If we can show that $A:= k[x^4,x^3y,x^2y^2,xy^3,y^4]$ is integrally closed, then we will of course be done. Since we call a domain "integrally closed" if it is integrally closed inside its field of fractions, we note first that the field of fractions of $A$ is just $K_A:= k(x^4,x^3y,x^2y^2,xy^3,y^4)$.
Now, that field of fractions clearly lies in the field $k(x,y)$. And of course, $A$ lies in the polynomial ring $k[x,y]$. So, if an element $f \in K_A$ is integral over $A$, then it is a root of a monic polynomial in $A[t]$. By what we have said above, $f$ can actually be thought to lie in $k(x,y)$ and the coefficients of the monic polynomial it satisfies can be thought to lie in $k[x,y]$. Hence, since $k(x,y)$ is the field of fractions of $k[x,y]$, $f$ must also be integral over $k[x,y]$.
It is well known that $k[x,y]$ is integrally closed, and so we therefore have that $f \in k[x,y]$. So in looking for the integral closure of $A$, we need only look in $k[x,y]\cap K_A$, the intersection taken inside $k(x,y)$ (i.e. we need only look for elements of the fraction field which are actually mere polynomials).
Now with $f \in k[x,y]\cap K_A$ integral over $A$ we suppose first that $f$ is homogeneous. Then by the fact that it is in $K_A$ its degree must be divisible by $4$. Since $A$ contains all degree 4 homogeneous polynomials, $f$ must be in $A$. (Note that this is the part of the argument that fails if $x^2y^2$, or any other degree 4 monomial, is missing from the ring).

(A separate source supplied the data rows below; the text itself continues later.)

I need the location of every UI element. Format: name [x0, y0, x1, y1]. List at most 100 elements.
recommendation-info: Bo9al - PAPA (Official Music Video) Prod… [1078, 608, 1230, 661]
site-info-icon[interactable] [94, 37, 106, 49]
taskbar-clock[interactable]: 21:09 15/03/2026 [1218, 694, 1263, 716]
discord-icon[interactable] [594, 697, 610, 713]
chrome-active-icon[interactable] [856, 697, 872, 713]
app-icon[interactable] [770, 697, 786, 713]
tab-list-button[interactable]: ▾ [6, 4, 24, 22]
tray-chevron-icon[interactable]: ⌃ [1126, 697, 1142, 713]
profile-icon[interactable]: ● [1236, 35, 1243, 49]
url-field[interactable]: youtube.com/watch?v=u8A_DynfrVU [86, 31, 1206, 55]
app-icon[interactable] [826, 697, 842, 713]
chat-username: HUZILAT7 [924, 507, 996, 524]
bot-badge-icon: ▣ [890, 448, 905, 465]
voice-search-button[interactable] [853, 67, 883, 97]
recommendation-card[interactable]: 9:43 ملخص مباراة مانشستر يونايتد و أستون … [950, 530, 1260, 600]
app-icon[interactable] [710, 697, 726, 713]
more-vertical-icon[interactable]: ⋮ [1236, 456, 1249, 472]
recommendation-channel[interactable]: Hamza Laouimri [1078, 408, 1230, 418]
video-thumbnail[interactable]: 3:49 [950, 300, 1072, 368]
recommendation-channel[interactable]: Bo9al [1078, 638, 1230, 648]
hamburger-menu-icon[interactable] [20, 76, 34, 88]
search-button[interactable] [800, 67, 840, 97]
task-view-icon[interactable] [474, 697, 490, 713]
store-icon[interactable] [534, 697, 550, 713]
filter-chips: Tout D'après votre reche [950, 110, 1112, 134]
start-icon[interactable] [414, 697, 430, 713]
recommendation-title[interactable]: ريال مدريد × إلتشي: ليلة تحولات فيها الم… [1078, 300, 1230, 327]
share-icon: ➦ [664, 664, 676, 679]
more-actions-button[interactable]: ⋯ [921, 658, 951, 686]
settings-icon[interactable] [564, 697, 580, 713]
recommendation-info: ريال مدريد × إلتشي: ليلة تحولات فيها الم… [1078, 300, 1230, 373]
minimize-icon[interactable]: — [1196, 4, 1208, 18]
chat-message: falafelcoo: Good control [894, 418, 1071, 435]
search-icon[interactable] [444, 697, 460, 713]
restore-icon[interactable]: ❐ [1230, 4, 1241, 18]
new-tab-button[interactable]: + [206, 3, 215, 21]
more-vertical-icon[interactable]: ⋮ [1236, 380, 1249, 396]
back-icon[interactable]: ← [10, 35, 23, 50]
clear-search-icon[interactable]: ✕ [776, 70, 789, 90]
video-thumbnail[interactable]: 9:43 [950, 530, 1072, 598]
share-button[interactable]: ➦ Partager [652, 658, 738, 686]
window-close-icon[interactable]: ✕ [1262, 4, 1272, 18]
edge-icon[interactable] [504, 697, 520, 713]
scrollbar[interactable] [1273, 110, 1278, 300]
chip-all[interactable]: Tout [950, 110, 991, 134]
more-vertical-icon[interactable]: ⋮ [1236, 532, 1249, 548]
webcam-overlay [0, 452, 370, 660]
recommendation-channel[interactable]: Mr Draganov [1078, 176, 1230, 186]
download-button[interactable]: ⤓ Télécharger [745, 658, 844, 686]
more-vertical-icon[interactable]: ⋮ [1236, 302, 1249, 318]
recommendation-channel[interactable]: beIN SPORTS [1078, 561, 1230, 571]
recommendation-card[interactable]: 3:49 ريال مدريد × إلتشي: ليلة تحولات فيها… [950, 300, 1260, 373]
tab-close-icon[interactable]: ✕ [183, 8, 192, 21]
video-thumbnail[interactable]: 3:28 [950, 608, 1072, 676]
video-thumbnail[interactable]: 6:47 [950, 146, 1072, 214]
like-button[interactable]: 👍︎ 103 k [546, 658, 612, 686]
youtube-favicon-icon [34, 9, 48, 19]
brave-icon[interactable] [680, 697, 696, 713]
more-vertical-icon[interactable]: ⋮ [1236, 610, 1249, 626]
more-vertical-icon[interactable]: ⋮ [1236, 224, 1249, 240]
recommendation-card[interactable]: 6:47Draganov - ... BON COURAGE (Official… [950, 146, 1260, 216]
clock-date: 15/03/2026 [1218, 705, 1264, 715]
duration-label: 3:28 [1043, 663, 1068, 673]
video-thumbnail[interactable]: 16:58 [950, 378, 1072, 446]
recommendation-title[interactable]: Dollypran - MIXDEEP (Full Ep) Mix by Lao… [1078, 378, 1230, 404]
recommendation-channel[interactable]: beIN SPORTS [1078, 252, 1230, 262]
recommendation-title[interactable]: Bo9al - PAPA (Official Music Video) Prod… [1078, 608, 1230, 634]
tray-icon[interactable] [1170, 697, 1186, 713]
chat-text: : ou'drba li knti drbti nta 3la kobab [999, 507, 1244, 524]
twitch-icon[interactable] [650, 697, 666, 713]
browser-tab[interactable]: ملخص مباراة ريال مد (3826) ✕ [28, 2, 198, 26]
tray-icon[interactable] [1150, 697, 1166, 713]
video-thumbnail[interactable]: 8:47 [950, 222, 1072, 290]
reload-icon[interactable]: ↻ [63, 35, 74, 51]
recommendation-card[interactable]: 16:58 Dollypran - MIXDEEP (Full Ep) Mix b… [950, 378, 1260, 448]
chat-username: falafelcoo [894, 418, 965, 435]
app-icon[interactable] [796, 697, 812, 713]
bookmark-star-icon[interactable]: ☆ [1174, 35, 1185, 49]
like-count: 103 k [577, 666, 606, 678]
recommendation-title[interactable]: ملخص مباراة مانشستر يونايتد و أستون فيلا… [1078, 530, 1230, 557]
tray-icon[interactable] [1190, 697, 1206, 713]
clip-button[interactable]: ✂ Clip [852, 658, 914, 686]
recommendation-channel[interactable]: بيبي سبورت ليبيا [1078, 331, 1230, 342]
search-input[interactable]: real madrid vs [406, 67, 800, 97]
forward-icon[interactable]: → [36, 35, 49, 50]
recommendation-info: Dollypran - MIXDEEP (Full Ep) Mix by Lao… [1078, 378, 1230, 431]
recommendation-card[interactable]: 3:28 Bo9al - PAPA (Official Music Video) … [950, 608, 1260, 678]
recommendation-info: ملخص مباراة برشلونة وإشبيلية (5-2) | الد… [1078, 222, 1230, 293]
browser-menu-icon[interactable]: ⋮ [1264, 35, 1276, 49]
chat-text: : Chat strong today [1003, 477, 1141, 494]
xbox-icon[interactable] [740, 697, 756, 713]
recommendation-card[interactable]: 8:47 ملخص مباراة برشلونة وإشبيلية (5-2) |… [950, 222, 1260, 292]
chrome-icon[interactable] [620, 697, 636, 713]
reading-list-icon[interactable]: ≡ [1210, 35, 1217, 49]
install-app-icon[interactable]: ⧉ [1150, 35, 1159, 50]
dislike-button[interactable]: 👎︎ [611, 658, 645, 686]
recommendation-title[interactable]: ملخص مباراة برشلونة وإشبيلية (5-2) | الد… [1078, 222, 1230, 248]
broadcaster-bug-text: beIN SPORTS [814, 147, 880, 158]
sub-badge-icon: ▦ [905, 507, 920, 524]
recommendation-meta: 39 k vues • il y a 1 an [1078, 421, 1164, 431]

If instead $f$ were not homogeneous then let $f = f_0 + \cdots + f_d$ be its decomposition into homogeneous components. Then, as can be checked, $f_d$ will satisfy a monic polynomial given by taking the top degree pieces of the monic polynomial that $f$ satisfies. So $f_d$ is also integral over $A$. By the argument above $f_d$ will then be in $A$. Since the integral closure of $A$ is certainly a ring, integrality of $f$ and $f_d$ means that $f-f_d = f_0 + \cdots + f_{d-1}$ will be integral over $A$ as well. By induction all the homogeneous pieces $f_0,\ldots,f_d$ will be integral over $A$, hence in $A$ by the argument above. Since the integral closure is a ring, we then finally have $f = f_0 + \cdots + f_d \in A$.